Jumat pagi cukup cerah dengan kabut tipis membayang di udara. Angela berangkat lebih pagi dibanding biasanya. Sambil mengunci gerbang, ia celingukan menatap ujung jalan di kejauhan dan sekitarnya.
"Hisss… Ngapain juga gue berharap dia ada disini?"
Angela bergumam jengkel dan berjalan ke arah halte bis yang cukup jauh dari rumahnya. Dia memilih naik bis ketimbang ojek online atau membawa mobil, ingin merasakan suasana yang berbeda dibanding biasanya yang monoton. Melulu bersama Valdy yang dingin dan irit bicara membuatnya jengkel sampai ke ubun-ubun.
"Hush!
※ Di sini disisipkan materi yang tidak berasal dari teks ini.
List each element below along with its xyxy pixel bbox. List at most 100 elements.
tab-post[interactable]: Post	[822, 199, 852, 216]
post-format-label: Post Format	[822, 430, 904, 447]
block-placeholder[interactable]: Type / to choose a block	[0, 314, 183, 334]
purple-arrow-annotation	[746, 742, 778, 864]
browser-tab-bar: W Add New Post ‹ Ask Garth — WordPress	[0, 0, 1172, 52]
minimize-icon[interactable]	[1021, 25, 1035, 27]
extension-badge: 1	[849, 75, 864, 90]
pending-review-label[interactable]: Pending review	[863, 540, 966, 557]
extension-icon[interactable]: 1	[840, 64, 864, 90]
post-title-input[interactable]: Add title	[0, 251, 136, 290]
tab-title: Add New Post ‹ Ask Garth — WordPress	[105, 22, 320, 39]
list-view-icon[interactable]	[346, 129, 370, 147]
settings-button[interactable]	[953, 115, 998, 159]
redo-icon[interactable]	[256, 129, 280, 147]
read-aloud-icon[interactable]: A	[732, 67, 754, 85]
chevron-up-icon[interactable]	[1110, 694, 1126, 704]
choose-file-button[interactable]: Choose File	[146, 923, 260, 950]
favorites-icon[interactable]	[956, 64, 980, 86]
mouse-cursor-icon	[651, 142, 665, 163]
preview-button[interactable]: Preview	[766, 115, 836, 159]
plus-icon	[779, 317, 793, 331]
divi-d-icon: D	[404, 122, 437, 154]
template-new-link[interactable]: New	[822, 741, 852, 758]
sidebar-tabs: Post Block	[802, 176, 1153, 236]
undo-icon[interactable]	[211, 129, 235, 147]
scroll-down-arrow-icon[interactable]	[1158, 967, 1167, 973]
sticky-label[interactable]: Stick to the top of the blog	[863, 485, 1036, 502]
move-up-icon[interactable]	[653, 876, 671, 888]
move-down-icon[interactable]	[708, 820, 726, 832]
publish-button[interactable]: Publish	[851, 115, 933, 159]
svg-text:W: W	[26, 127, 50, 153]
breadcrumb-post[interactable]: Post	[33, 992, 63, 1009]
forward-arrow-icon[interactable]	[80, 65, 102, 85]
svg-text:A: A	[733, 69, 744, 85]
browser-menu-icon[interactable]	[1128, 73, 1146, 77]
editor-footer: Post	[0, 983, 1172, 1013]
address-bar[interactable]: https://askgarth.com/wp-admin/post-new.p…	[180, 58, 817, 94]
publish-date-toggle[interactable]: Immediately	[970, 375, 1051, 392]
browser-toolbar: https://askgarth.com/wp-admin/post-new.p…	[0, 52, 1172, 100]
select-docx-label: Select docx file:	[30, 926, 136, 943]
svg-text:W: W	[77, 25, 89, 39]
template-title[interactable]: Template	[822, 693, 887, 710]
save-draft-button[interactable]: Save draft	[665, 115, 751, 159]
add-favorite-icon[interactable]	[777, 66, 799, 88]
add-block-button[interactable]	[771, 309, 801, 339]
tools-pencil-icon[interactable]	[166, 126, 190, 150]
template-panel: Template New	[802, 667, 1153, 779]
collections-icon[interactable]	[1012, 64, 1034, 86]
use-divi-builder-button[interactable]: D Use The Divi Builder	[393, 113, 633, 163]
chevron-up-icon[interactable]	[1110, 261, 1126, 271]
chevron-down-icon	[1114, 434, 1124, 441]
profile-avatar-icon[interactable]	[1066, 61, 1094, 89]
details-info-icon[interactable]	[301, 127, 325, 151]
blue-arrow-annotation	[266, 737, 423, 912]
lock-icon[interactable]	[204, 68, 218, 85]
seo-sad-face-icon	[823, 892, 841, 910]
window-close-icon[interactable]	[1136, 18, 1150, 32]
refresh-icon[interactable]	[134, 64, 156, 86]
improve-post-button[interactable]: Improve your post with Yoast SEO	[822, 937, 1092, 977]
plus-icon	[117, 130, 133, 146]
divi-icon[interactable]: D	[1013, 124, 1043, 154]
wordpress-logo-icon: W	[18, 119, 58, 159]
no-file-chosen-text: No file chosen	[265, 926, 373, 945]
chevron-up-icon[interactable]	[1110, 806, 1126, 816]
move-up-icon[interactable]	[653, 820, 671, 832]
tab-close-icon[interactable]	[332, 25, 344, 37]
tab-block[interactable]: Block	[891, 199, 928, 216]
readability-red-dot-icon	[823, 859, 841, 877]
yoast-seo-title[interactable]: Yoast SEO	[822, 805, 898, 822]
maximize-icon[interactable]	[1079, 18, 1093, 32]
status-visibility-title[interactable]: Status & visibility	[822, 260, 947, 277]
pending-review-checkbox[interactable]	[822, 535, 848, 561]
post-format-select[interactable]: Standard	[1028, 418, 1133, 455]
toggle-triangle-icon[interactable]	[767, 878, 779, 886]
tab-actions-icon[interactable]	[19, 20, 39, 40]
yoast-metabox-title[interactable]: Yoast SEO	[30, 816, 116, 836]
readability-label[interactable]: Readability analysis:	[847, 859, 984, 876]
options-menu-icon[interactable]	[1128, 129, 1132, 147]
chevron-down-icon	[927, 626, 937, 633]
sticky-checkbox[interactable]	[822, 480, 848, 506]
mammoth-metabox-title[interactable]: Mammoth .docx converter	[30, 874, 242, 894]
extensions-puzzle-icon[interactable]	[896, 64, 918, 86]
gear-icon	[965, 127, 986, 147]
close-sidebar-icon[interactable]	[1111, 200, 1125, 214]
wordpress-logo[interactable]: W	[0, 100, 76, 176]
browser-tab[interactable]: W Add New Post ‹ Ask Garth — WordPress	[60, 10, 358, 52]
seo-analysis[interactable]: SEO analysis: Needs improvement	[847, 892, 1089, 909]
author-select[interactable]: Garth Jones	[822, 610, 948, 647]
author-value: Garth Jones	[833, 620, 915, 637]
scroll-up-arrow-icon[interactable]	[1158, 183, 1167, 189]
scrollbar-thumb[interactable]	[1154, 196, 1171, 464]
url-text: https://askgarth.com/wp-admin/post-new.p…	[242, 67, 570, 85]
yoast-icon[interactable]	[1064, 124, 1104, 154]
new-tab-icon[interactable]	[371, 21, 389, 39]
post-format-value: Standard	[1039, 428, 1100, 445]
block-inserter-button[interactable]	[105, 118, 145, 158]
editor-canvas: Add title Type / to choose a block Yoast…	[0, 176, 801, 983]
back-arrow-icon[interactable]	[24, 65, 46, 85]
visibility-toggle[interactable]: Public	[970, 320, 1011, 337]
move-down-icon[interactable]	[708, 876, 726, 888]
Pergi!"
Ia melambaikan tangan di dekat telinga, mengusir ingatan akan wajah mantan tunangannya yang membuatnya ingin mencabik sesuatu untuk meluapkan emosi. Untung hari ini tak perlu bertemu dengannya, pikirnya lega. Dan besok, jika ia dipaksa kencan lagi, ia bisa pura-pura sakit karena overdosis detensi.
Huh! Ide yang bagus, pikirnya senang.
Perjalanan dengan bis memakan waktu yang lebih lama dibanding biasanya saat diantar Valdy. Angela turun di halte depan sekolah bersama serombongan siswa lainnya. Ia menoleh sekilas ke titik di kejauhan dimana biasanya ia turun dari mobil Valdy, mendapati seorang pengendara motor besar dengan pakaian hitam-hitam dan helm full face tengah berhenti sambil memencet ponsel. Tak ada tanda-tanda mobil Valdy, yang lagi-lagi membuatnya menjitak kepalanya sendiri karena pikirannya kembali ke lelaki itu.
Angela berjalan ke arah sekolah yang tak jauh. Sepuluh meter dari halte, ia mendadak menghentikan langkahnya dan berdiri membeku di tempatnya berdiri.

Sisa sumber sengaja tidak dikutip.